Supplements / Conditional
L-Tryptophan
Best for: Sleep
Dose & timing
- Dose
- Modest evening dose; not a high-dose intervention.
- Timing
- Evening only, away from protein-heavy meals.
- Review
- Reassess after 2 to 4 weeks.
- Forms
- pharmaceutical-grade l-tryptophan
What this supplement is for
- Older RCTs suggest reduced sleep latency in subclinical insomnia.
- Avoid stacking with SSRIs, MAOIs, or other serotonergic agents.
When the engine routes this to you
- If you flagged sleep-onset trouble: studied for sleep latency in subclinical insomnia.
Cautions
- Avoid if you take prescription medication without clinician review.
- Check for interactions if you take prescription medication.
What to look for in a product
- Preferred third-party verification: USP Verified, Third-party tested (COA).
- Common contamination risks: Mislabeling / identity, Ingredient swapping.
- Identity: Historic EMS contamination case underlines the importance of verified-purity sourcing.
Talk to a clinician first
This is a supplement we won’t link to a specific product without clinician context.

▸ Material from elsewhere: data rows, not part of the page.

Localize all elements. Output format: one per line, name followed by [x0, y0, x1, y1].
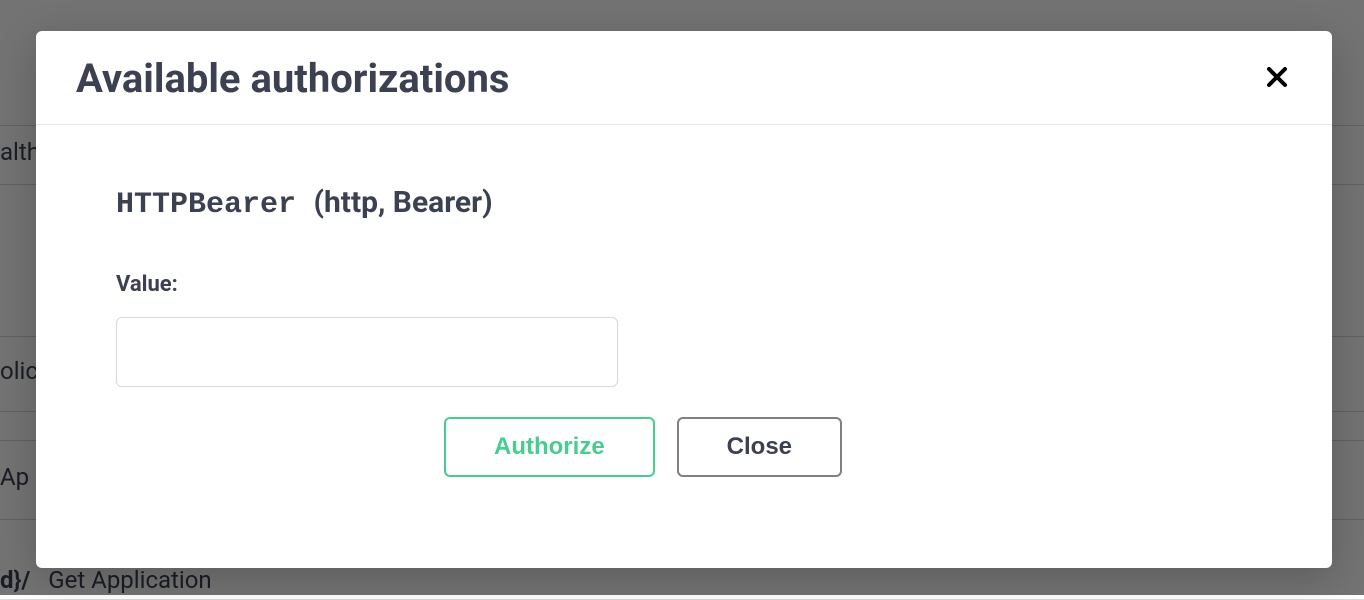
close-icon[interactable] — [1262, 61, 1292, 97]
authorize-button[interactable]: Authorize — [444, 417, 655, 477]
auth-scheme-type: (http, Bearer) — [314, 185, 493, 220]
modal-body: HTTPBearer (http, Bearer) Value: Authori… — [36, 125, 1332, 517]
modal-title: Available authorizations — [76, 55, 509, 102]
modal-header: Available authorizations — [36, 31, 1332, 125]
value-label: Value: — [116, 272, 1252, 297]
auth-scheme-header: HTTPBearer (http, Bearer) — [116, 185, 1252, 222]
close-button[interactable]: Close — [677, 417, 842, 477]
button-row: Authorize Close — [444, 417, 1252, 477]
auth-scheme-name: HTTPBearer — [116, 188, 296, 222]
bearer-token-input[interactable] — [116, 317, 618, 387]
authorization-modal: Available authorizations HTTPBearer (htt… — [36, 31, 1332, 568]
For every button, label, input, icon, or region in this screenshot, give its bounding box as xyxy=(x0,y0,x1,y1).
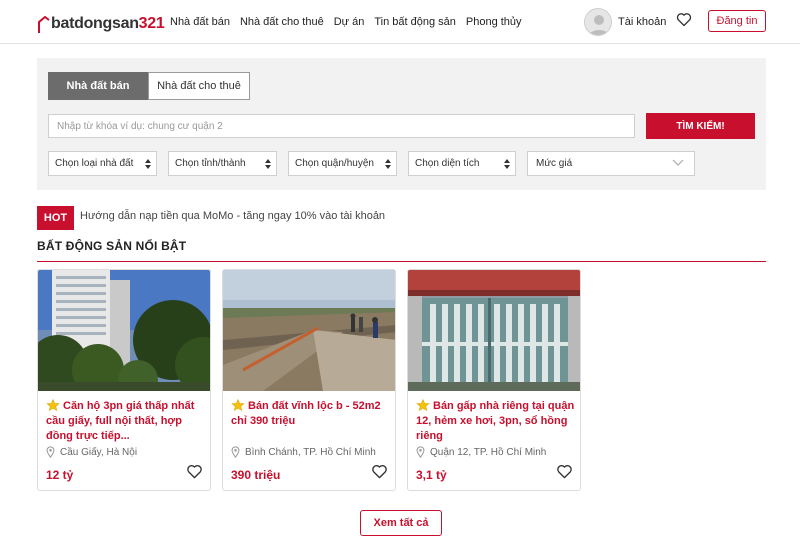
search-input[interactable]: Nhập từ khóa ví dụ: chung cư quận 2 xyxy=(48,114,635,138)
listing-location: Cầu Giấy, Hà Nội xyxy=(46,446,137,458)
nav-item-news[interactable]: Tin bất động sản xyxy=(374,16,456,28)
save-heart-icon[interactable] xyxy=(371,464,388,484)
listing-price: 12 tỷ xyxy=(46,468,74,482)
listing-price: 3,1 tỷ xyxy=(416,468,447,482)
listing-photo-house[interactable] xyxy=(408,270,580,391)
district-label: Chọn quận/huyện xyxy=(295,158,374,169)
price-select[interactable]: Mức giá xyxy=(527,151,695,176)
map-pin-icon xyxy=(416,446,425,458)
logo-word: batdongsan xyxy=(51,15,139,32)
chevron-down-icon xyxy=(672,159,684,166)
section-divider xyxy=(37,261,766,262)
post-listing-button[interactable]: Đăng tin xyxy=(708,10,766,32)
logo-number: 321 xyxy=(138,15,165,32)
avatar xyxy=(584,8,612,36)
tab-for-rent[interactable]: Nhà đất cho thuê xyxy=(148,72,250,100)
house-icon xyxy=(38,15,50,33)
listing-location-text: Bình Chánh, TP. Hồ Chí Minh xyxy=(245,446,376,458)
listing-title[interactable]: Căn hộ 3pn giá thấp nhất cầu giấy, full … xyxy=(46,399,206,444)
listing-location: Quận 12, TP. Hồ Chí Minh xyxy=(416,446,546,458)
listing-title-text: Bán gấp nhà riêng tại quận 12, hẻm xe hơ… xyxy=(416,400,575,442)
listing-title-text: Căn hộ 3pn giá thấp nhất cầu giấy, full … xyxy=(46,400,195,442)
sort-caret-icon xyxy=(265,159,271,169)
site-logo[interactable]: batdongsan321 xyxy=(38,9,165,33)
account-label: Tài khoản xyxy=(618,16,667,28)
nav-item-rent[interactable]: Nhà đất cho thuê xyxy=(240,16,324,28)
listing-photo-land[interactable] xyxy=(223,270,395,391)
listing-title[interactable]: Bán gấp nhà riêng tại quận 12, hẻm xe hơ… xyxy=(416,399,576,444)
star-icon xyxy=(416,399,430,411)
account-menu[interactable]: Tài khoản xyxy=(584,8,666,36)
listing-photo-apartment[interactable] xyxy=(38,270,210,391)
listing-card[interactable]: Bán đất vĩnh lộc b - 52m2 chỉ 390 triệu … xyxy=(222,269,396,491)
search-button[interactable]: TÌM KIẾM! xyxy=(646,113,755,139)
main-nav: Nhà đất bán Nhà đất cho thuê Dự án Tin b… xyxy=(170,0,532,44)
property-type-select[interactable]: Chọn loại nhà đất xyxy=(48,151,157,176)
listing-location-text: Quận 12, TP. Hồ Chí Minh xyxy=(430,446,547,458)
nav-item-projects[interactable]: Dự án xyxy=(334,16,365,28)
district-select[interactable]: Chọn quận/huyện xyxy=(288,151,397,176)
province-label: Chọn tỉnh/thành xyxy=(175,158,246,169)
listing-title-text: Bán đất vĩnh lộc b - 52m2 chỉ 390 triệu xyxy=(231,400,381,427)
tab-for-sale[interactable]: Nhà đất bán xyxy=(48,72,148,100)
sort-caret-icon xyxy=(145,159,151,169)
search-panel: Nhà đất bán Nhà đất cho thuê Nhập từ khó… xyxy=(37,58,766,190)
hot-badge: HOT xyxy=(37,206,74,230)
listing-card[interactable]: Bán gấp nhà riêng tại quận 12, hẻm xe hơ… xyxy=(407,269,581,491)
nav-item-sale[interactable]: Nhà đất bán xyxy=(170,16,230,28)
listing-price: 390 triệu xyxy=(231,468,281,482)
hot-announcement-link[interactable]: Hướng dẫn nạp tiền qua MoMo - tăng ngay … xyxy=(80,210,385,222)
area-label: Chọn diện tích xyxy=(415,158,480,169)
area-select[interactable]: Chọn diện tích xyxy=(408,151,516,176)
listing-title[interactable]: Bán đất vĩnh lộc b - 52m2 chỉ 390 triệu xyxy=(231,399,391,429)
sort-caret-icon xyxy=(504,159,510,169)
section-title: BẤT ĐỘNG SẢN NỔI BẬT xyxy=(37,239,187,253)
listing-location-text: Cầu Giấy, Hà Nội xyxy=(60,446,138,458)
save-heart-icon[interactable] xyxy=(556,464,573,484)
listing-card[interactable]: Căn hộ 3pn giá thấp nhất cầu giấy, full … xyxy=(37,269,211,491)
star-icon xyxy=(46,399,60,411)
view-all-button[interactable]: Xem tất cả xyxy=(360,510,442,536)
site-header: batdongsan321 Nhà đất bán Nhà đất cho th… xyxy=(0,0,800,44)
favorites-heart-icon[interactable] xyxy=(676,12,692,32)
logo-text: batdongsan321 xyxy=(51,15,165,33)
sort-caret-icon xyxy=(385,159,391,169)
map-pin-icon xyxy=(46,446,55,458)
save-heart-icon[interactable] xyxy=(186,464,203,484)
listing-location: Bình Chánh, TP. Hồ Chí Minh xyxy=(231,446,376,458)
price-label: Mức giá xyxy=(536,158,573,169)
nav-item-fengshui[interactable]: Phong thủy xyxy=(466,16,522,28)
search-tabs: Nhà đất bán Nhà đất cho thuê xyxy=(48,72,250,100)
star-icon xyxy=(231,399,245,411)
province-select[interactable]: Chọn tỉnh/thành xyxy=(168,151,277,176)
map-pin-icon xyxy=(231,446,240,458)
property-type-label: Chọn loại nhà đất xyxy=(55,158,134,169)
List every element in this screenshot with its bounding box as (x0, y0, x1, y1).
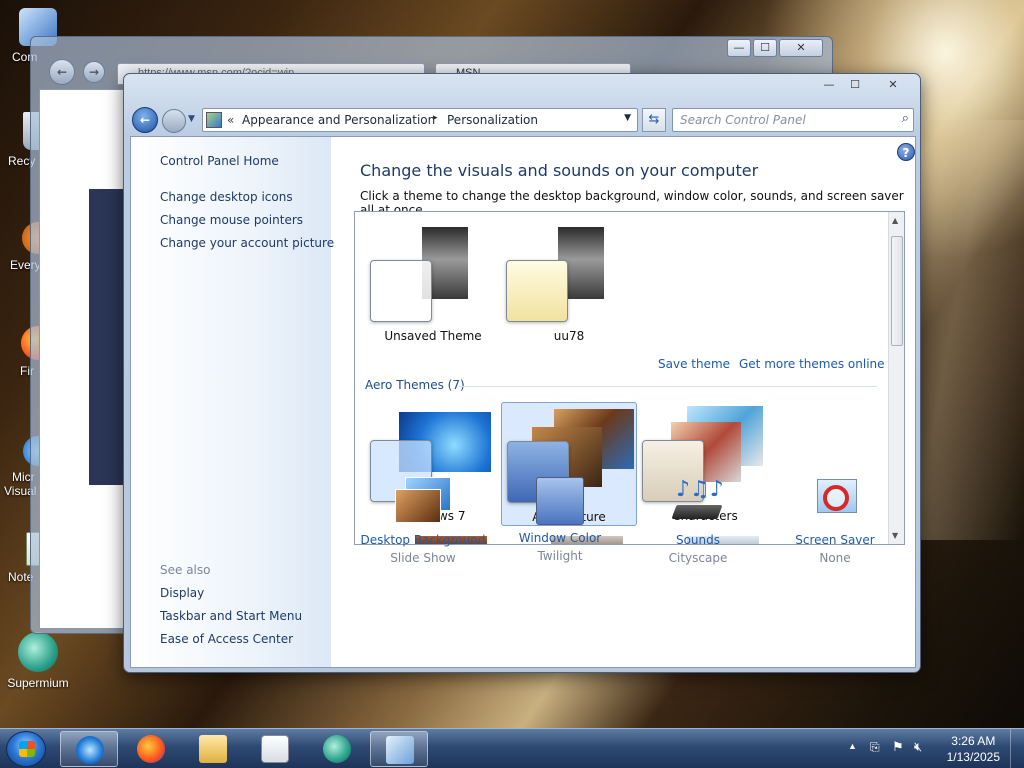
windows-logo-icon (19, 741, 35, 757)
taskbar-internet-explorer[interactable] (60, 731, 118, 767)
screen-saver-setting[interactable]: Screen Saver None (770, 477, 900, 565)
minimize-button[interactable]: — (816, 76, 842, 94)
desktop-icon-label: Supermium (7, 676, 69, 690)
sounds-setting[interactable]: ♪♫♪ Sounds Cityscape (633, 477, 763, 565)
refresh-button[interactable]: ⇆ (642, 108, 666, 132)
desktop-background-setting[interactable]: Desktop Background Slide Show (358, 477, 488, 565)
refresh-icon: ⇆ (648, 112, 660, 127)
address-bar[interactable]: « Appearance and Personalization ▸ Perso… (202, 108, 638, 132)
see-also-header: See also (160, 563, 211, 577)
scroll-thumb[interactable] (891, 236, 903, 346)
browser-close-button[interactable]: ✕ (779, 39, 823, 57)
breadcrumb-personalization[interactable]: Personalization (447, 113, 538, 127)
theme-name: uu78 (553, 329, 585, 343)
desktop-background-icon (395, 477, 451, 527)
taskbar-start-menu-link[interactable]: Taskbar and Start Menu (160, 609, 302, 623)
sounds-icon: ♪♫♪ (670, 477, 726, 527)
setting-value: None (819, 551, 851, 565)
breadcrumb-appearance[interactable]: Appearance and Personalization (242, 113, 435, 127)
desktop-icon-supermium[interactable]: Supermium (0, 632, 76, 690)
breadcrumb-overflow[interactable]: « (227, 113, 234, 127)
setting-name: Sounds (675, 533, 721, 547)
taskbar-supermium[interactable] (308, 731, 366, 767)
clock-date: 1/13/2025 (946, 750, 1000, 764)
help-icon[interactable]: ? (897, 143, 915, 161)
change-mouse-pointers-link[interactable]: Change mouse pointers (160, 213, 303, 227)
supermium-icon (18, 632, 58, 672)
setting-name: Desktop Background (360, 533, 486, 547)
show-hidden-icons-icon[interactable]: ▲ (848, 741, 857, 751)
start-button[interactable] (6, 731, 46, 767)
personalization-icon (206, 112, 222, 128)
setting-name: Window Color (518, 531, 602, 545)
change-desktop-icons-link[interactable]: Change desktop icons (160, 190, 293, 204)
display-link[interactable]: Display (160, 586, 204, 600)
maximize-button[interactable]: ☐ (842, 76, 868, 94)
system-tray: ▲ ⎘ ⚑ 🔇︎ 3:26 AM 1/13/2025 (834, 729, 1024, 768)
recent-pages-dropdown-icon[interactable]: ▼ (188, 114, 195, 124)
control-panel-icon (386, 736, 414, 764)
media-player-icon (261, 735, 289, 763)
supermium-icon (323, 735, 351, 763)
theme-color-swatch (370, 260, 432, 322)
file-explorer-icon (199, 735, 227, 763)
browser-back-button[interactable]: ← (49, 59, 75, 85)
setting-name: Screen Saver (795, 533, 875, 547)
screen-saver-icon (807, 477, 863, 527)
personalization-window[interactable]: — ☐ ✕ ← ▼ « Appearance and Personalizati… (123, 73, 921, 673)
back-arrow-icon: ← (139, 113, 151, 127)
ease-of-access-link[interactable]: Ease of Access Center (160, 632, 293, 646)
browser-maximize-button[interactable]: ☐ (753, 39, 777, 57)
taskbar-firefox[interactable] (122, 731, 180, 767)
action-center-flag-icon[interactable]: ⚑ (892, 739, 904, 755)
address-dropdown-icon[interactable]: ▼ (624, 113, 631, 123)
search-icon[interactable]: ⌕ (902, 111, 909, 126)
window-color-setting[interactable]: Window Color Twilight (495, 477, 625, 563)
search-input[interactable]: Search Control Panel ⌕ (672, 108, 914, 132)
browser-forward-button[interactable]: → (83, 61, 105, 83)
theme-unsaved[interactable]: Unsaved Theme (365, 222, 501, 346)
search-placeholder: Search Control Panel (680, 113, 806, 127)
theme-color-swatch (506, 260, 568, 322)
aero-themes-header: Aero Themes (7) (365, 378, 465, 392)
theme-uu78[interactable]: uu78 (501, 222, 637, 346)
breadcrumb-separator[interactable]: ▸ (433, 113, 438, 123)
setting-value: Twilight (537, 549, 583, 563)
left-pane: Control Panel Home Change desktop icons … (131, 137, 334, 667)
taskbar: ▲ ⎘ ⚑ 🔇︎ 3:26 AM 1/13/2025 (0, 728, 1024, 768)
get-more-themes-link[interactable]: Get more themes online (739, 357, 885, 371)
page-title: Change the visuals and sounds on your co… (360, 161, 759, 180)
firefox-icon (137, 735, 165, 763)
control-panel-home-link[interactable]: Control Panel Home (160, 154, 279, 168)
taskbar-control-panel[interactable] (370, 731, 428, 767)
content-area: Control Panel Home Change desktop icons … (130, 136, 916, 668)
close-button[interactable]: ✕ (872, 76, 914, 94)
clock[interactable]: 3:26 AM 1/13/2025 (947, 733, 1000, 765)
scroll-up-icon[interactable]: ▲ (892, 216, 898, 225)
save-theme-link[interactable]: Save theme (658, 357, 730, 371)
back-button[interactable]: ← (132, 107, 158, 133)
section-divider (459, 386, 877, 387)
setting-value: Slide Show (390, 551, 456, 565)
volume-muted-icon[interactable]: 🔇︎ (914, 739, 922, 755)
clock-time: 3:26 AM (951, 734, 996, 748)
forward-button[interactable] (162, 109, 186, 133)
window-color-icon (536, 477, 584, 525)
taskbar-media-player[interactable] (246, 731, 304, 767)
taskbar-file-explorer[interactable] (184, 731, 242, 767)
internet-explorer-icon (76, 736, 104, 764)
change-account-picture-link[interactable]: Change your account picture (160, 236, 334, 250)
browser-minimize-button[interactable]: — (727, 39, 751, 57)
show-desktop-button[interactable] (1010, 729, 1024, 768)
theme-name: Unsaved Theme (384, 329, 482, 343)
setting-value: Cityscape (668, 551, 728, 565)
network-icon[interactable]: ⎘ (870, 740, 880, 755)
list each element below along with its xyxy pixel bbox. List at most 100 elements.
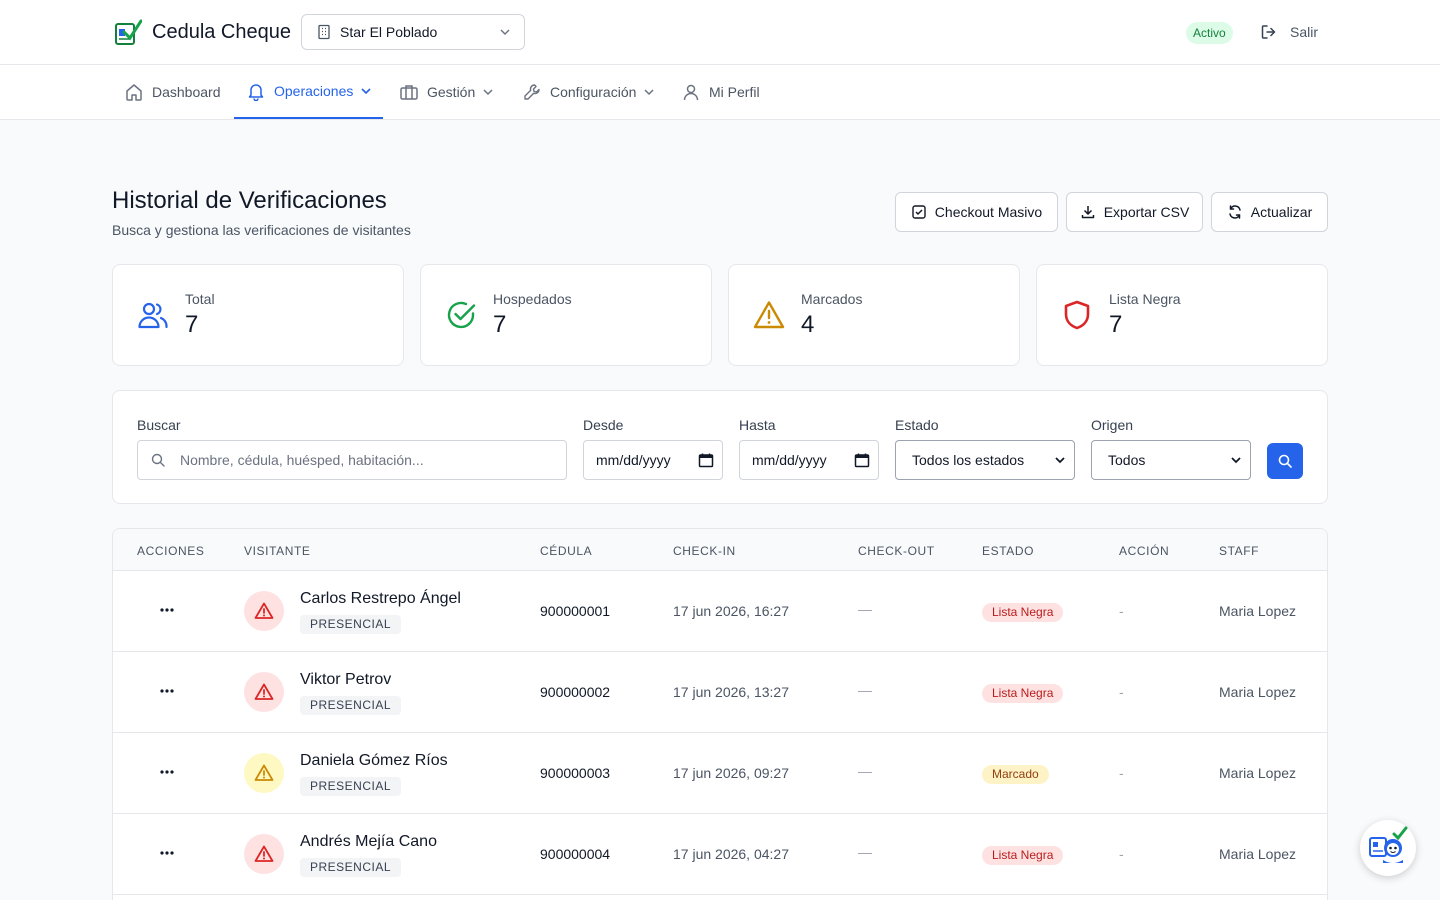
nav-configuracion[interactable]: Configuración [510, 65, 668, 119]
export-csv-button[interactable]: Exportar CSV [1066, 192, 1203, 232]
cedula-value: 900000004 [540, 846, 611, 862]
checkout-value: — [858, 601, 872, 617]
avatar [244, 672, 284, 712]
users-icon [137, 299, 169, 331]
bell-icon [246, 81, 266, 101]
date-from-value: mm/dd/yyyy [596, 452, 671, 468]
action-value: - [1119, 603, 1124, 619]
checkout-masivo-button[interactable]: Checkout Masivo [895, 192, 1058, 232]
search-label: Buscar [137, 417, 181, 433]
chevron-down-icon [481, 85, 495, 99]
action-value: - [1119, 846, 1124, 862]
stat-label: Lista Negra [1109, 291, 1181, 307]
table-row[interactable]: Carlos Restrepo Ángel PRESENCIAL 9000000… [113, 571, 1327, 652]
warning-icon [254, 844, 274, 864]
stat-label: Total [185, 291, 215, 307]
nav-operaciones[interactable]: Operaciones [234, 65, 383, 119]
avatar [244, 834, 284, 874]
filters-panel: Buscar Nombre, cédula, huésped, habitaci… [112, 390, 1328, 504]
search-icon [1277, 453, 1293, 469]
status-badge: Lista Negra [982, 846, 1064, 865]
assistant-bot-icon [1366, 824, 1410, 873]
status-badge: Lista Negra [982, 684, 1064, 703]
visitor-name[interactable]: Andrés Mejía Cano [300, 833, 437, 851]
origin-tag: PRESENCIAL [300, 615, 402, 634]
staff-value: Maria Lopez [1219, 684, 1297, 700]
action-value: - [1119, 765, 1124, 781]
table-row[interactable]: Viktor Petrov PRESENCIAL 900000002 17 ju… [113, 652, 1327, 733]
venue-selector[interactable]: Star El Poblado [301, 14, 525, 50]
calendar-icon[interactable] [698, 452, 714, 468]
status-select[interactable]: Todos los estados [895, 440, 1075, 480]
table-row[interactable]: Daniela Gómez Ríos PRESENCIAL 900000003 … [113, 733, 1327, 814]
table-row[interactable]: Andrés Mejía Cano PRESENCIAL 900000004 1… [113, 814, 1327, 895]
check-circle-icon [445, 299, 477, 331]
search-button[interactable] [1267, 443, 1303, 479]
more-actions-icon[interactable] [157, 600, 177, 620]
warning-icon [254, 682, 274, 702]
status-label: Estado [895, 417, 939, 433]
more-actions-icon[interactable] [157, 681, 177, 701]
calendar-icon[interactable] [854, 452, 870, 468]
cedula-value: 900000002 [540, 684, 611, 700]
chevron-down-icon [359, 84, 373, 98]
status-badge: Lista Negra [982, 603, 1064, 622]
visitor-name[interactable]: Viktor Petrov [300, 671, 391, 689]
visitor-name[interactable]: Daniela Gómez Ríos [300, 752, 448, 770]
page-subtitle: Busca y gestiona las verificaciones de v… [112, 222, 411, 238]
check-id-logo-icon[interactable] [114, 18, 143, 46]
warning-icon [254, 763, 274, 783]
more-actions-icon[interactable] [157, 843, 177, 863]
date-from-input[interactable]: mm/dd/yyyy [583, 440, 723, 480]
stat-card-hospedados: Hospedados 7 [420, 264, 712, 366]
status-badge: Activo [1186, 22, 1233, 44]
app-title[interactable]: Cedula Cheque [152, 19, 291, 45]
column-header: STAFF [1219, 544, 1260, 558]
stat-value: 7 [185, 311, 199, 338]
stat-card-lista-negra: Lista Negra 7 [1036, 264, 1328, 366]
date-to-value: mm/dd/yyyy [752, 452, 827, 468]
stat-label: Marcados [801, 291, 863, 307]
download-icon [1080, 204, 1096, 220]
origin-tag: PRESENCIAL [300, 696, 402, 715]
warning-icon [753, 299, 785, 331]
visitor-name[interactable]: Carlos Restrepo Ángel [300, 590, 461, 608]
status-badge: Marcado [982, 765, 1049, 784]
checkin-value: 17 jun 2026, 04:27 [673, 846, 789, 862]
checkbox-icon [911, 204, 927, 220]
search-icon [150, 452, 166, 468]
column-header: ACCIÓN [1119, 544, 1170, 558]
cedula-value: 900000001 [540, 603, 611, 619]
stat-value: 4 [801, 311, 815, 338]
stat-value: 7 [493, 311, 507, 338]
nav-label: Gestión [427, 84, 476, 100]
search-placeholder: Nombre, cédula, huésped, habitación... [180, 452, 424, 468]
logout-icon [1260, 23, 1278, 41]
nav-gestion[interactable]: Gestión [387, 65, 507, 119]
nav-mi-perfil[interactable]: Mi Perfil [669, 65, 772, 119]
column-header: CÉDULA [540, 544, 593, 558]
nav-label: Mi Perfil [709, 84, 760, 100]
shield-icon [1061, 299, 1093, 331]
user-icon [681, 82, 701, 102]
wrench-icon [522, 82, 542, 102]
search-input[interactable]: Nombre, cédula, huésped, habitación... [137, 440, 567, 480]
origin-select[interactable]: Todos [1091, 440, 1251, 480]
origin-select-value: Todos [1108, 452, 1146, 468]
page-title: Historial de Verificaciones [112, 187, 387, 214]
checkout-value: — [858, 844, 872, 860]
refresh-button[interactable]: Actualizar [1211, 192, 1328, 232]
top-bar: Cedula Cheque Star El Poblado Activo Sal… [0, 0, 1440, 65]
assistant-bot-button[interactable] [1360, 820, 1416, 876]
more-actions-icon[interactable] [157, 762, 177, 782]
action-value: - [1119, 684, 1124, 700]
briefcase-icon [399, 82, 419, 102]
date-to-input[interactable]: mm/dd/yyyy [739, 440, 879, 480]
avatar [244, 591, 284, 631]
refresh-icon [1227, 204, 1243, 220]
stat-value: 7 [1109, 311, 1123, 338]
checkout-value: — [858, 682, 872, 698]
logout-button[interactable]: Salir [1260, 20, 1318, 44]
nav-dashboard[interactable]: Dashboard [112, 65, 233, 119]
origin-tag: PRESENCIAL [300, 858, 402, 877]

Interaction risk with serotonergic medications must be highlighted.Once we offer clinician partner pathways, this is where they’ll appear.
If you’re working with a doctor or qualified practitioner, they can advise on dose, brand, and monitoring.
Your experience
If you’ve tried L-Tryptophan, you can log how it went. This stays on your device — only you see it.
We frame these as personal experience, not medical claims. Self-reported subjective outcomes are influenced by placebo, regression to the mean, and parallel lifestyle changes. We’ll never present ratings as equivalent to RCT evidence.
Evidence sources
- L-tryptophan and sleep: clinical review (reviewed 2026-04-30)
This page is informational. almavivo.com is not medical advice — talk to a qualified clinician before starting a new supplement, especially if you take prescription medication, are pregnant or breastfeeding, or have a chronic health condition.